Jews and Feminism: The Ambivalent Search for Home by Laura Levitt Routledge, $18.99
This is not a book about all Jews and feminism, but about one Jewish feminist in her personal and academic attempt to “reconcile the relationship between rabbinic Judaism and [the] liberalism” out of which, she presumes, modern feminism has grown.
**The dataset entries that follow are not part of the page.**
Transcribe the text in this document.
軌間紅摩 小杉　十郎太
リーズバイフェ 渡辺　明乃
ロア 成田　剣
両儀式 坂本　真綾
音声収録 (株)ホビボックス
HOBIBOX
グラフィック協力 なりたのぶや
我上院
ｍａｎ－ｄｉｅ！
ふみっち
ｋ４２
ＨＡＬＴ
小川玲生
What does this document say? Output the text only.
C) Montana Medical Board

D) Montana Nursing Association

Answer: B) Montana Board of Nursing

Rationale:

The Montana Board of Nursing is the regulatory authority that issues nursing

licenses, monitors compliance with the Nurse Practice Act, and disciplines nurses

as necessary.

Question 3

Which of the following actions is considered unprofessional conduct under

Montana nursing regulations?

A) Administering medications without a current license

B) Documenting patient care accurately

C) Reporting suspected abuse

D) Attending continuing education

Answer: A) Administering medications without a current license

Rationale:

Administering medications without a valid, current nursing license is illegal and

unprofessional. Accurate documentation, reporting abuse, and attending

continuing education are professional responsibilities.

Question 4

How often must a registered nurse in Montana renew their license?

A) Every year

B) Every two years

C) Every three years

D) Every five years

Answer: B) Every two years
The book documents Levitt’s search for both literal and metaphoric homes; literal because she was raped in her apartment when she was a graduate student in religion at Emory University, and metaphoric as she forges an academic career while “letting go of liberalism.”
Jews and Feminism reminds me of the pleasure of leaving the Ivory Tower, filed as as it is with talk of “the identificatory logic of sameness within liberalism,” “signifiers,” and “oppositional logic.” (To be fair, keep reading—you will eventually understand what Levitt is talking about.) Though packaged for general consumption, this volume can be interesting and comprehensible to only a small audience.
Still, one doesn’t often see a book index with the following consecutive entries: “Their Eyes Were Watching God (Hurston)117” and ‘‘Tosephta [a Talmudic term] 38-39.” If you can wade through the litcrit speak, you will find moments of reflections about the pain and discomfort of living within the academic feminist world, where Judaism and Jewishness are at times suspect. In the final section of the book, Levitt raises questions “about [her] own faith in this country’s liberal vision of emancipation for Jews and for women.” Levitt’s unusual perspective invited this reader to question her own assumptions about these issues, and to remember when she too felt uncomfortable as a Jew in the world of women’s studies.